Enzyme secretases have been known to have important roles in APP processing to Aβ and in AD pathogenesis. In our previous studies, we have demonstrated that secretases were expressed in adipose tissue. Although most of secretase genes were not differentially expressed with obesity, those expression data imply that the adipocyte/adipose tissue is equipped with the requisite enzymatic machinery for processing APP to its pathogenic cleavage products, Aβ40 and Aβ42 (Lee et al. 2008; Tharp et al. 2016). Additionally, in this study, mRNA expression levels of β-secretase-1 (BACE1), a representative secretase, were measured by relative qPCR to see the effect of long-term HFD feeding. The results did not show a noteworthy feature and are consistent to our previous BACE1 expression data in human adipose tissue (supplemental Figure S4).

The presence of cis-elements and the tissue-specific expression of trans-acting factors, such as the RNA-binding protein fork head box for APP (RBFox) (Alam et al. 2014), regulate overall alternative splicing patterns (Qian & Liu 2014; Stilling et al. 2014). There is still little known about factors contributing to the alternative splicing of the APP gene in obesity and aging, and further research is needed to examine if RBFox proteins play a role in this process (Love et al. 2015). Our results suggest that HFD feeding and obesity is likely to alter APP alternative splicing, which could be affected by trans-acting factors. Elucidating the mechanism of APP alternative splicing in adipose tissue with obesity and the exact role that alternative splicing events play in enhancing the production of Aβ could contribute to the development of new drug targets for preventing obese-related AD and other complications of obesity.

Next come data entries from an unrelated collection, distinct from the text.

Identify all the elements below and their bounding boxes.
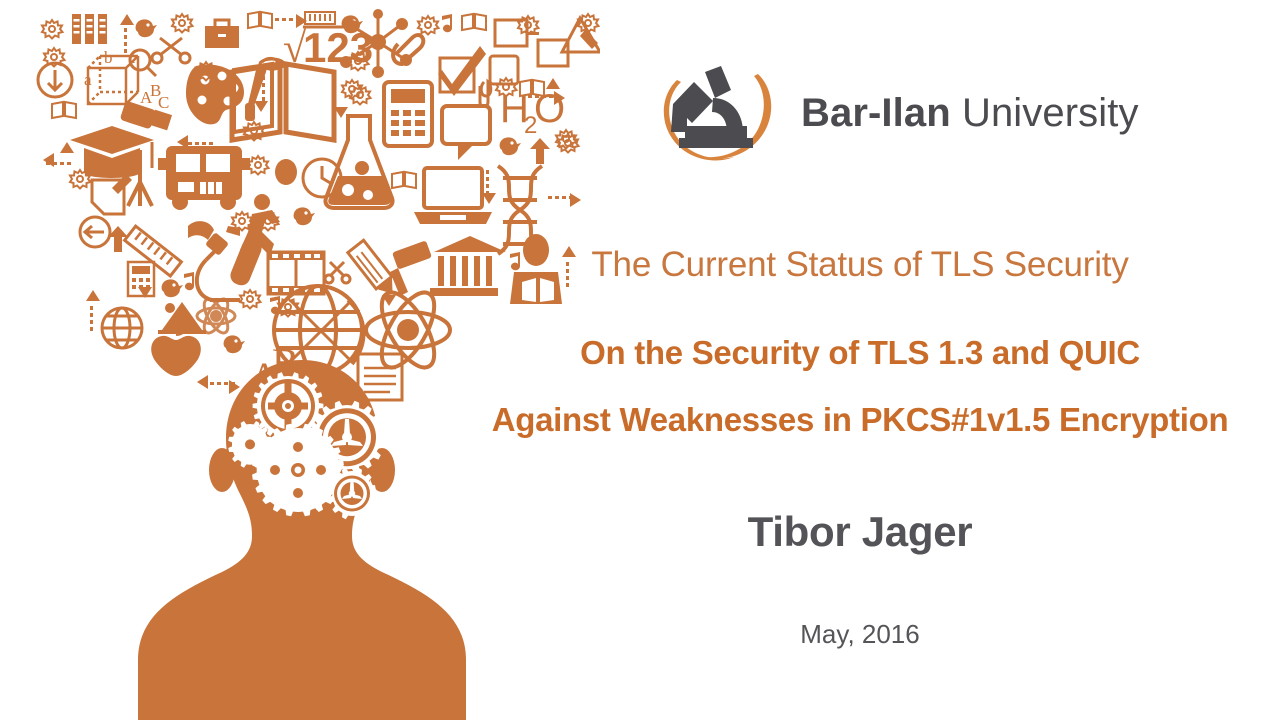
logo-wordmark-bold: Bar-Ilan <box>801 91 951 135</box>
left-arrow-circle-icon <box>80 217 110 247</box>
svg-text:123: 123 <box>303 24 373 71</box>
ruler-icon <box>305 12 335 24</box>
calculator-icon <box>384 82 432 146</box>
university-logo: Bar-Ilan University <box>655 58 1155 168</box>
main-title-line-1: On the Security of TLS 1.3 and QUIC <box>440 336 1280 369</box>
logo-wordmark: Bar-Ilan University <box>801 93 1139 133</box>
author-name: Tibor Jager <box>440 511 1280 553</box>
series-title: The Current Status of TLS Security <box>440 247 1280 282</box>
title-slide: b c a A B C <box>0 0 1280 720</box>
svg-text:b: b <box>104 48 113 67</box>
notepad-pencil-icon <box>92 174 132 214</box>
school-bus-icon <box>158 146 250 210</box>
hand-icon <box>188 221 214 240</box>
talk-date: May, 2016 <box>440 621 1280 647</box>
main-title-line-2: Against Weaknesses in PKCS#1v1.5 Encrypt… <box>440 403 1280 436</box>
head-dot-icon <box>275 159 297 185</box>
paint-roller-icon <box>390 240 432 296</box>
gear-small-ring-icon <box>328 468 376 520</box>
svg-text:C: C <box>158 93 169 112</box>
scissors-icon <box>152 38 190 63</box>
wifi-globe-icon <box>102 308 142 348</box>
paperclip-icon-2 <box>393 35 423 64</box>
content-column: Bar-Ilan University The Current Status o… <box>440 0 1280 720</box>
books-icon <box>72 14 107 44</box>
briefcase-icon <box>205 20 239 48</box>
gear-big-toothed-icon <box>252 424 344 517</box>
down-arrow-circle-icon <box>38 63 72 97</box>
microscope-logo-icon <box>655 58 785 168</box>
scissors-small-icon <box>325 262 350 283</box>
logo-wordmark-light: University <box>962 91 1139 135</box>
cube-icon <box>88 56 138 104</box>
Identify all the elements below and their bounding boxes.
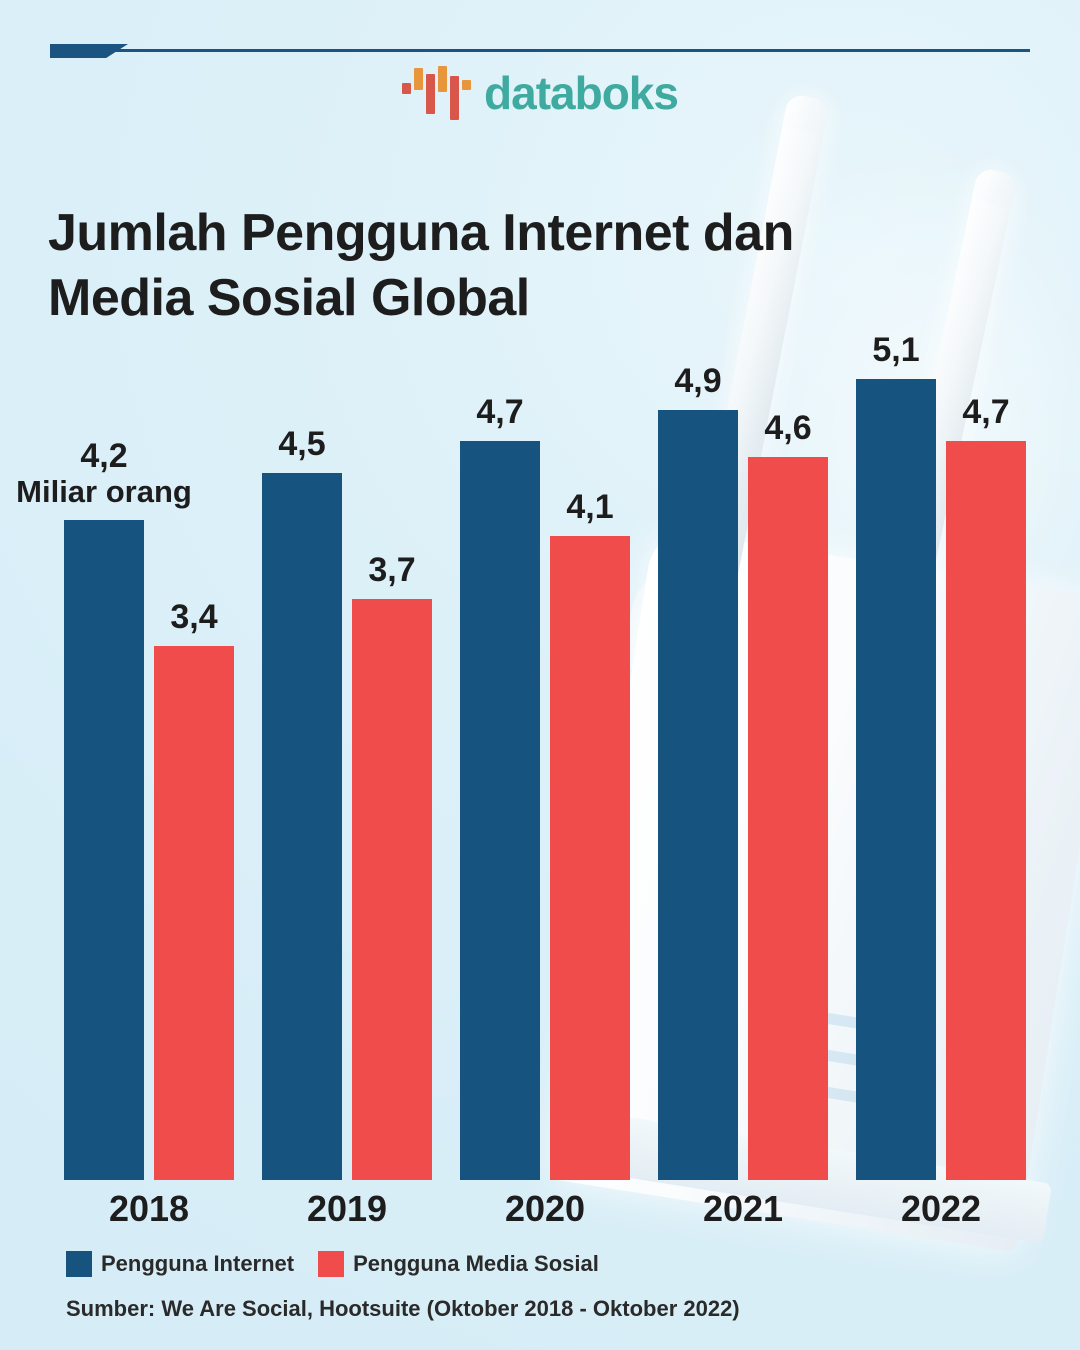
legend-swatch (318, 1251, 344, 1277)
bar-value-label: 4,1 (566, 488, 613, 526)
bar-internet-2019: 4,5 (262, 473, 342, 1180)
chart-x-axis-labels: 20182019202020212022 (48, 1188, 1038, 1238)
x-axis-label-2021: 2021 (703, 1188, 783, 1230)
legend-label: Pengguna Internet (101, 1251, 294, 1277)
bar-group-2020: 4,74,1 (460, 300, 630, 1180)
legend-label: Pengguna Media Sosial (353, 1251, 599, 1277)
legend-item: Pengguna Internet (66, 1251, 294, 1277)
x-axis-label-2022: 2022 (901, 1188, 981, 1230)
chart-plot-area: 4,2Miliar orang3,44,53,74,74,14,94,65,14… (48, 300, 1038, 1180)
bar-value-label: 5,1 (872, 331, 919, 369)
bar-social-2019: 3,7 (352, 599, 432, 1180)
x-axis-label-2020: 2020 (505, 1188, 585, 1230)
bar-group-2021: 4,94,6 (658, 300, 828, 1180)
bar-internet-2021: 4,9 (658, 410, 738, 1180)
x-axis-label-2018: 2018 (109, 1188, 189, 1230)
source-note: Sumber: We Are Social, Hootsuite (Oktobe… (66, 1296, 740, 1322)
bar-value-label: 4,9 (674, 362, 721, 400)
bar-social-2020: 4,1 (550, 536, 630, 1180)
bar-value-label: 4,7 (962, 393, 1009, 431)
bar-value-unit: Miliar orang (16, 475, 192, 510)
bar-internet-2020: 4,7 (460, 441, 540, 1180)
bar-value-label: 4,7 (476, 393, 523, 431)
bar-social-2018: 3,4 (154, 646, 234, 1180)
bar-value-label: 4,6 (764, 409, 811, 447)
bar-chart: 4,2Miliar orang3,44,53,74,74,14,94,65,14… (0, 0, 1080, 1350)
bar-value-label: 3,4 (170, 598, 217, 636)
bar-social-2022: 4,7 (946, 441, 1026, 1180)
legend-swatch (66, 1251, 92, 1277)
bar-value-label: 3,7 (368, 551, 415, 589)
legend-item: Pengguna Media Sosial (318, 1251, 599, 1277)
bar-social-2021: 4,6 (748, 457, 828, 1180)
bar-internet-2022: 5,1 (856, 379, 936, 1180)
bar-group-2022: 5,14,7 (856, 300, 1026, 1180)
x-axis-label-2019: 2019 (307, 1188, 387, 1230)
chart-legend: Pengguna InternetPengguna Media Sosial (66, 1251, 613, 1277)
bar-group-2019: 4,53,7 (262, 300, 432, 1180)
bar-group-2018: 4,2Miliar orang3,4 (64, 300, 234, 1180)
bar-internet-2018: 4,2Miliar orang (64, 520, 144, 1180)
bar-value-label: 4,5 (278, 425, 325, 463)
bar-value-label: 4,2Miliar orang (16, 437, 192, 510)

In summary, this study developed an absolute quantification method to measure absolute copy numbers of major APP isoforms, and demonstrated that APP isoforms were increased in mouse adipose tissue with obesity and the ratios of APP isoforms were altered with aging. In addition, isoform expressions were correlated with in vivo measures of glucose metabolism and a proinflammatory pattern of adipokine expression in adipose tissue. We demonstrated that treatment of insulin sensitizer could reduce the increased expression of the APP770 isoform. To our knowledge, this study is the first to measure the absolute copy number of APP isoforms in adipose tissue by AQ-PCR. The method presented is simple, and accurately compares expression levels of each APP isoform from the same sample. It can be implemented in a standardized fashion, allowing APP isoform expression data to be compared between experiments and across studies conducted by independent research groups. Understanding the biology and the potential importance of peripheral tissues of APP regulation and the expression of specific isoforms is critical to unraveling the pathology of APP-related abnormalities, such as AD. Finally, the relationship between adipose tissue expression of APP and Aβ peptides and risk for AD are not well known, and will require long-term studies to address.